Pa­ra­do­xien und Kom­ple­men­ta­ri­tä­ten

Publikationsdatum
27-01-2012
Revision
25-08-2015

Weil «nur ‹die, welche das Glück hatten, ihn zu kennen› die Bedeutung von Aldo Rossis (Zürcher) Erbe ermessen können», haben Ákos Moravánszky und Judith Hopfengärtner Zeitzeugen aufgeboten, die sich in «Aldo Rossi und die Schweiz» an ihre Studienzeit bei dem Mailänder Architekten erinnern, der für die einen «wie eine Bombe einschlug» bzw. ein «Vakuum» füllte, für die anderen ein rotes Tuch war und Dritten den Kalauer eintrug: «Was für die Hausfrau Betty Bossi, ist für Schnebli Aldo Rossi.»
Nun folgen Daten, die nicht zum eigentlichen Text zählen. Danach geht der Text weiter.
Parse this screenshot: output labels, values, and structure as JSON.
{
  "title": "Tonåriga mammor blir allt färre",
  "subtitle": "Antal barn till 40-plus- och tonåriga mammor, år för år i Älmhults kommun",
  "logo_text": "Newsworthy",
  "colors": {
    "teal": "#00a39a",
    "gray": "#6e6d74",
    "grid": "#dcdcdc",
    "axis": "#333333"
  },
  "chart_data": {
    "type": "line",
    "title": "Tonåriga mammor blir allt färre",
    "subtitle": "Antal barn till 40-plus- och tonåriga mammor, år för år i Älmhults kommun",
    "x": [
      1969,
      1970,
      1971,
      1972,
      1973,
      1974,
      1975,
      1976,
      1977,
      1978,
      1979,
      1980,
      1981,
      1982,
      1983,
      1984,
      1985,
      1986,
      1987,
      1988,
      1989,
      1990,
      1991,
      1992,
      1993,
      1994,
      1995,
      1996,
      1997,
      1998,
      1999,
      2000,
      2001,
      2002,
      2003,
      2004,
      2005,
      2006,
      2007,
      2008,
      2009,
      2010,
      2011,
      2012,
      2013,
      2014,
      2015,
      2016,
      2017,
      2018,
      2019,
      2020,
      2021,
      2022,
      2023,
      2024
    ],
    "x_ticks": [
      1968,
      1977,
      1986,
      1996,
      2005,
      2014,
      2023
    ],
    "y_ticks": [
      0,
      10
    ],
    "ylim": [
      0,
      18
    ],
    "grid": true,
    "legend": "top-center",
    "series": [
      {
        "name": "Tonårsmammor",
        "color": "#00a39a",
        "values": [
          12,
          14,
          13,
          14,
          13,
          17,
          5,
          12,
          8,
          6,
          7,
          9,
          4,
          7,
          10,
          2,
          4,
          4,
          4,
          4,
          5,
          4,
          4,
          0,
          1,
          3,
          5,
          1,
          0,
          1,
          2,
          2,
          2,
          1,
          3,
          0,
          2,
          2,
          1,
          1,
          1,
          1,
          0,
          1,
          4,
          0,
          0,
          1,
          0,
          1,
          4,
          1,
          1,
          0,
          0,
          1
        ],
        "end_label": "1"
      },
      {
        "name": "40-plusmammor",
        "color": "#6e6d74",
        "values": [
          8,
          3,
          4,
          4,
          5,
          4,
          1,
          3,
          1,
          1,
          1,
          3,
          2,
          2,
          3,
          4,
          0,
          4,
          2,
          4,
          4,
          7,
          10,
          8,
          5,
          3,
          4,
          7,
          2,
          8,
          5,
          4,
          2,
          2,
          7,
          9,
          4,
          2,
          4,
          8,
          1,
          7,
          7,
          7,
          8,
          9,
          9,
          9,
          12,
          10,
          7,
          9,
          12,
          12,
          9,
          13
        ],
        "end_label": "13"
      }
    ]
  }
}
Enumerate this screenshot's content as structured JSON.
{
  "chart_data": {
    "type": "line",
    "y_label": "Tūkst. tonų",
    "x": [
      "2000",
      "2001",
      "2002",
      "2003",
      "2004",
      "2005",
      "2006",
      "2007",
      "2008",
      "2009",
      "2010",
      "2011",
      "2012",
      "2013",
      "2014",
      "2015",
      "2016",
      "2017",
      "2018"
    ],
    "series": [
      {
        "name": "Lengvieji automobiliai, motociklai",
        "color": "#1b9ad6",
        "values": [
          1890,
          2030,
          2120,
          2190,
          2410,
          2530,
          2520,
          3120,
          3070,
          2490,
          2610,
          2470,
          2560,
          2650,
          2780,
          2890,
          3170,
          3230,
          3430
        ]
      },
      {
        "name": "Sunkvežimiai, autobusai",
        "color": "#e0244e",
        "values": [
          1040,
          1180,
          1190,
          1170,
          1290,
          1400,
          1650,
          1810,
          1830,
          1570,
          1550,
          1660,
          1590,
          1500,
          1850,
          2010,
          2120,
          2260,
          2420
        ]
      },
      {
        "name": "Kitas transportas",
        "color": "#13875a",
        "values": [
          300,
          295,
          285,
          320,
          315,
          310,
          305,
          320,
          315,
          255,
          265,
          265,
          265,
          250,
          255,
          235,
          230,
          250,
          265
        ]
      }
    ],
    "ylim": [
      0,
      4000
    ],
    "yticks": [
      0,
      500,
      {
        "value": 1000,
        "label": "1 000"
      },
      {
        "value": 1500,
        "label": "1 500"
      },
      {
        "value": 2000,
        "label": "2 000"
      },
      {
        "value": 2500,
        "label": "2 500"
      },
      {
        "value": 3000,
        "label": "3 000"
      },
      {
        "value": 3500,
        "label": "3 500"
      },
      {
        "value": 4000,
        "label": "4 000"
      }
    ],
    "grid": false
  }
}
Der kulinarische Bezug ist keineswegs abwegig. Dolf Schnebli, «il più bravo dei Rossiani» (Bruno Zevi), erhielt dieses Attribut anlässlich einer Begegnung mit dem Doyen der italienischen Architekturkritik beim Mittagsmahl im Mailänder «Ristorante Alla Collina Pistoiese». Miroslav Šiks «Lernen von Rossi» gipfelt in der Erkenntnis: «Wir waren tatsächlich gläubige Jünger, wie Jacques Herzog und Pierre de Meuron 1997 schreiben.» Heute spricht Philip Ursprung gewissermassen für sie («Die Rückkehr des Realen»), die Rossis Erbe vielleicht gerade deshalb hoch halten, weil sie sich von ihm emanzipiert haben.
Es ist die Paradoxie, die Rossis Werken und Wirken – in dem Band gegliedert in die Kapitel «Aldo Rossi an der ETH Zürich» und «Theorie und Lehre» – charakterisiert. Das illustrieren nicht nur die Augenzeugenberichte. Die Herausbringer bringen es in einem Zitat Rossis zu der 1976 entworfenen Casa dello studente in Chieti auf den Punkt: Dessen Erscheinungsbild ergebe sich «aus der funktionalen, logischen und wirtschaftlichen Einheit», könne zugleich aber auch «Abbild einer fantastischen Welt sein, je nachdem wie stark die persönlichen Vorstellungen ausgeprägt sind». Es ist «das doppelseitige Wesen der Architektur, Bild und Konstruktion» (Max Bosshard und Christoph Luchsinger «Das Labyrinth von Aldo Rossi»), wie es sich in dem 1979 in Venedig errichteten Teatro del Mondo verdichtet. Das Temporäre des zwischen Theater und Kulisse oszillierenden Hauses weist voraus auf die Radierung «Ora questo è perduto». Der Titel trifft, so mutmasst Martin Steinmann in «Dieses ist lange her – Notizen zu Aldo Rossi», dessen eigene Architektur: «Die Konstruktion der Form und ihre Zerstörung sind zwei komplementäre Aspekte derselben Suche» (Daniel Vitale «Aldo Rossi und die Architektur – ‹ora questo è perduto›»). Erfasst hat das Eduardo Souto de Moura, als er seinen in die Jahre gekommenen Stadtmarkt von Braga (1980) 1997 auf die Struktur reduziert: «Was bleibt, ist die ‹Permanenz der Form›, denn als das Dach entfernt wird, starren wie Medusenhäupter die stählernen Stäbe empor, die aus dem Beton der Säulen herausragen» (Diogo Seixas Lopes «‹South of No North› – Rossi und Portugal»). Analog dazu strukturierten die Autorinnen und Autoren auch dieses Buch: Basierend auf einem «Thesengerüst» um die Zürcher «Gastspiele» geben sie Andockstellen, lose Enden «für Interpretationen, Projektionen» eines durchaus roten Fadens durch Aldo Rossis Labyrinth.